6. Sous réserve des cas où la loi attribue la charge de la preuve à l'une des parties, il appartient au juge administratif, au vu des pièces du dossier, et compte tenu, le cas échéant, de l'abstention d'une des parties à produire les éléments qu'elle est seule en mesure d'apporter et qui ne sauraient être réclamés qu'à elle-même, d'apprécier si l'autorité compétente a méconnu son obligation d'information en temps utile prévue à l'article 4 du règlement (UE) n° 604/2013 du 26 juin 2013 et si le demandeur d'asile a été privé de la garantie y afférente. La conviction du juge se détermine au vu de ces échanges contradictoires. En cas de doute, il lui appartient de compléter ces échanges en ordonnant toute mesure d'instruction utile.
7. A l'occasion de l'entretien individuel mené à la préfecture du Rhône le 4 août 2017 ont été remis à M. C... le guide d'accueil du demandeur d'asile en langue arabe, ainsi que les deux brochures d'information A " j'ai demandé l'asile dans l'Union européenne - quel pays sera responsable de l'analyse de ma demande ' " et B " je suis sous procédure Dublin - qu'est-ce que cela signifie ' ", également en langue arabe, qu'il a déclaré comprendre. Si l'intéressé conteste ce fait, il ressort des pièces du dossier qu'en signant le compte rendu de l'entretien individuel, il a formellement reconnu avoir été informé et avoir bénéficié de la délivrance de ces documents dans une langue comprise par lui. Ainsi, le demandeur doit être regardé comme ayant reçu en temps utile toutes les informations requises lui permettant de faire valoir ses observations, conformément aux dispositions de l'article 4 du règlement (UE) n° 604/2013. Par suite, le moyen tiré de l'irrégularité de la procédure en méconnaissance du droit à l'information du demandeur garanti par les dispositions de l'article 4 du règlement manque en fait.
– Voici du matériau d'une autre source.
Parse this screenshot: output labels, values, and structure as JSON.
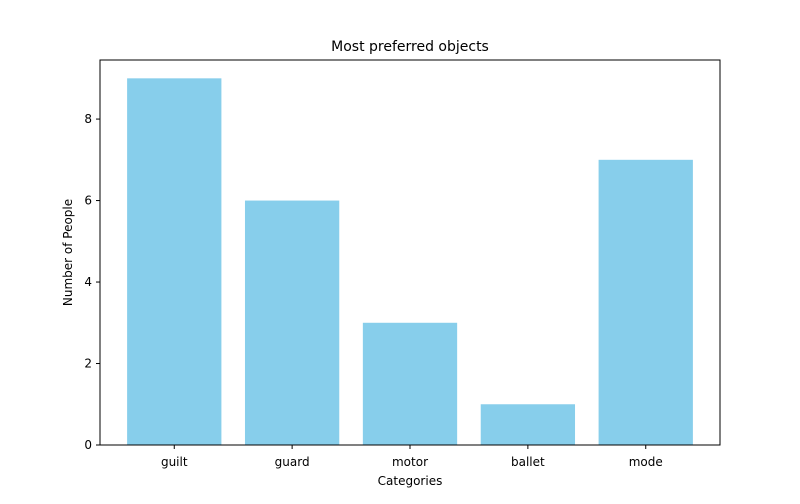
{
  "chart_data": {
    "type": "bar",
    "title": "Most preferred objects",
    "xlabel": "Categories",
    "ylabel": "Number of People",
    "categories": [
      "guilt",
      "guard",
      "motor",
      "ballet",
      "mode"
    ],
    "values": [
      9,
      6,
      3,
      1,
      7
    ],
    "ylim": [
      0,
      9.45
    ],
    "yticks": [
      0,
      2,
      4,
      6,
      8
    ],
    "grid": false,
    "bar_color": "#87CEEB"
  }
}
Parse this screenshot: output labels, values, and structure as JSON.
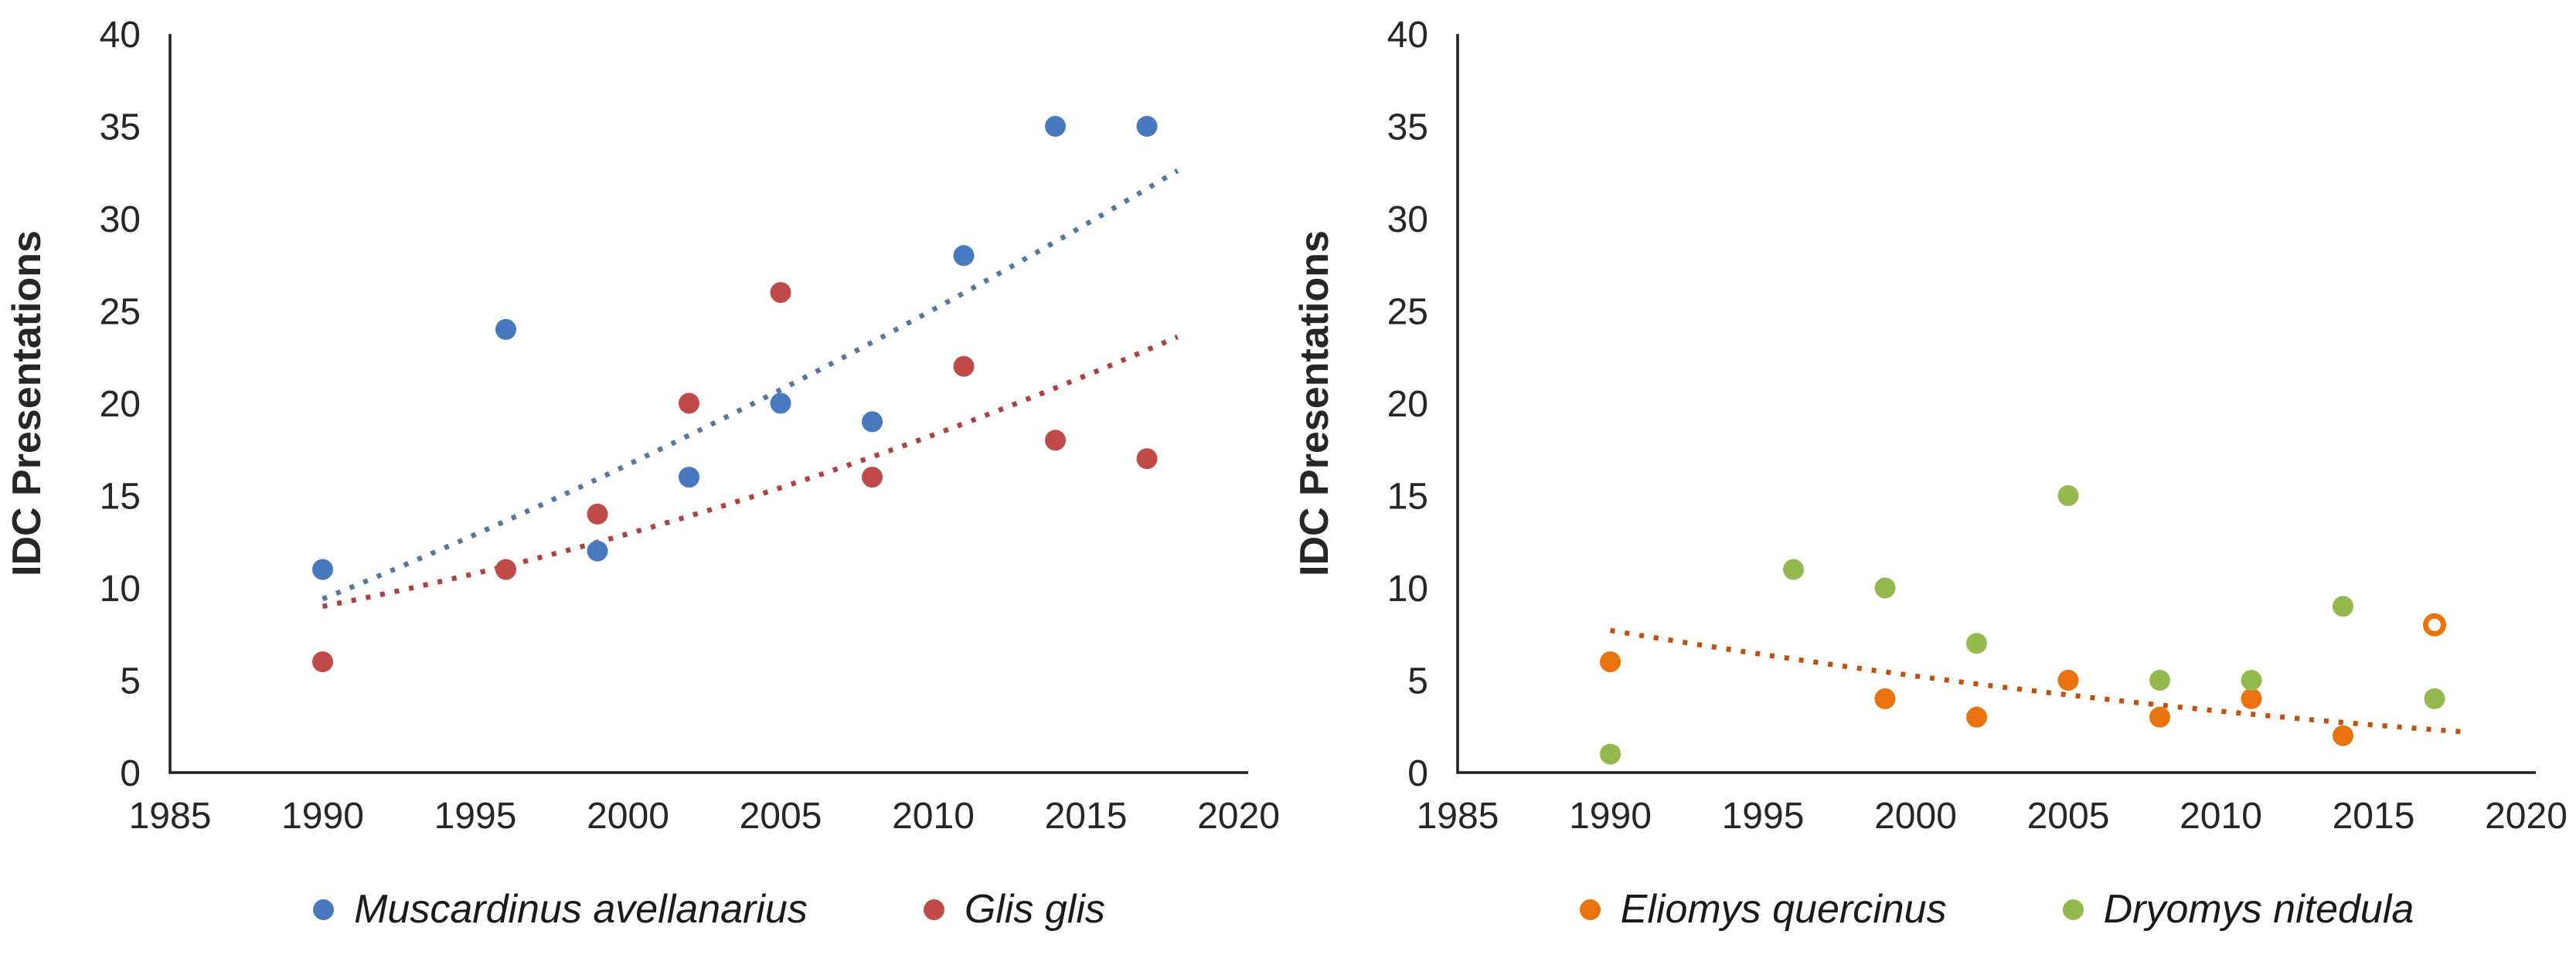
{
  "figure": {
    "description": "Two scatter charts of IDC Presentations by year for four dormouse species",
    "axis_color": "#1f1f1f",
    "text_color": "#262626"
  },
  "chart_data": [
    {
      "type": "scatter",
      "title": "",
      "xlabel": "",
      "ylabel": "IDC Presentations",
      "xlim": [
        1985,
        2020
      ],
      "ylim": [
        0,
        40
      ],
      "x_ticks": [
        1985,
        1990,
        1995,
        2000,
        2005,
        2010,
        2015,
        2020
      ],
      "y_ticks": [
        0,
        5,
        10,
        15,
        20,
        25,
        30,
        35,
        40
      ],
      "grid": false,
      "legend_position": "bottom",
      "series": [
        {
          "name": "Muscardinus avellanarius",
          "color": "#4878BD",
          "marker": "circle-filled",
          "points": [
            {
              "x": 1990,
              "y": 11
            },
            {
              "x": 1996,
              "y": 24
            },
            {
              "x": 1999,
              "y": 12
            },
            {
              "x": 2002,
              "y": 16
            },
            {
              "x": 2005,
              "y": 20
            },
            {
              "x": 2008,
              "y": 19
            },
            {
              "x": 2011,
              "y": 28
            },
            {
              "x": 2014,
              "y": 35
            },
            {
              "x": 2017,
              "y": 35
            }
          ]
        },
        {
          "name": "Glis glis",
          "color": "#BE4B48",
          "marker": "circle-filled",
          "points": [
            {
              "x": 1990,
              "y": 6
            },
            {
              "x": 1996,
              "y": 11
            },
            {
              "x": 1999,
              "y": 14
            },
            {
              "x": 2002,
              "y": 20
            },
            {
              "x": 2005,
              "y": 26
            },
            {
              "x": 2008,
              "y": 16
            },
            {
              "x": 2011,
              "y": 22
            },
            {
              "x": 2014,
              "y": 18
            },
            {
              "x": 2017,
              "y": 17
            }
          ]
        }
      ],
      "trendlines": [
        {
          "series": "Muscardinus avellanarius",
          "style": "dotted",
          "color": "#56779E",
          "x": [
            1990,
            2004,
            2018
          ],
          "y": [
            9.4,
            19.9,
            32.6
          ]
        },
        {
          "series": "Glis glis",
          "style": "dotted",
          "color": "#AA4340",
          "x": [
            1990,
            2004,
            2018
          ],
          "y": [
            9.0,
            14.9,
            23.6
          ]
        }
      ]
    },
    {
      "type": "scatter",
      "title": "",
      "xlabel": "",
      "ylabel": "IDC Presentations",
      "xlim": [
        1985,
        2020
      ],
      "ylim": [
        0,
        40
      ],
      "x_ticks": [
        1985,
        1990,
        1995,
        2000,
        2005,
        2010,
        2015,
        2020
      ],
      "y_ticks": [
        0,
        5,
        10,
        15,
        20,
        25,
        30,
        35,
        40
      ],
      "grid": false,
      "legend_position": "bottom",
      "series": [
        {
          "name": "Eliomys quercinus",
          "color": "#E8730F",
          "marker": "circle-filled",
          "points": [
            {
              "x": 1990,
              "y": 6
            },
            {
              "x": 1999,
              "y": 4
            },
            {
              "x": 2002,
              "y": 3
            },
            {
              "x": 2005,
              "y": 5
            },
            {
              "x": 2008,
              "y": 3
            },
            {
              "x": 2011,
              "y": 4
            },
            {
              "x": 2014,
              "y": 2
            },
            {
              "x": 2017,
              "y": 8,
              "open": true
            }
          ]
        },
        {
          "name": "Dryomys nitedula",
          "color": "#94BA4F",
          "marker": "circle-filled",
          "points": [
            {
              "x": 1990,
              "y": 1
            },
            {
              "x": 1996,
              "y": 11
            },
            {
              "x": 1999,
              "y": 10
            },
            {
              "x": 2002,
              "y": 7
            },
            {
              "x": 2005,
              "y": 15
            },
            {
              "x": 2008,
              "y": 5
            },
            {
              "x": 2011,
              "y": 5
            },
            {
              "x": 2014,
              "y": 9
            },
            {
              "x": 2017,
              "y": 4
            }
          ]
        }
      ],
      "trendlines": [
        {
          "series": "Eliomys quercinus",
          "style": "dotted",
          "color": "#C0500E",
          "x": [
            1990,
            2004,
            2018
          ],
          "y": [
            7.7,
            4.4,
            2.2
          ]
        }
      ]
    }
  ]
}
8. La circonstance que la copie des brochures qui lui ont été remises en langue arabe ne figure pas parmi les pièces du dossier soumis au juge de l'excès de pouvoir n'est pas de nature à démontrer le défaut d'information allégué. Par suite, le moyen tiré de l'erreur de fait quant à l'absence de délivrance des brochures d'information dans une langue comprise par le demandeur d'asile doit être écarté.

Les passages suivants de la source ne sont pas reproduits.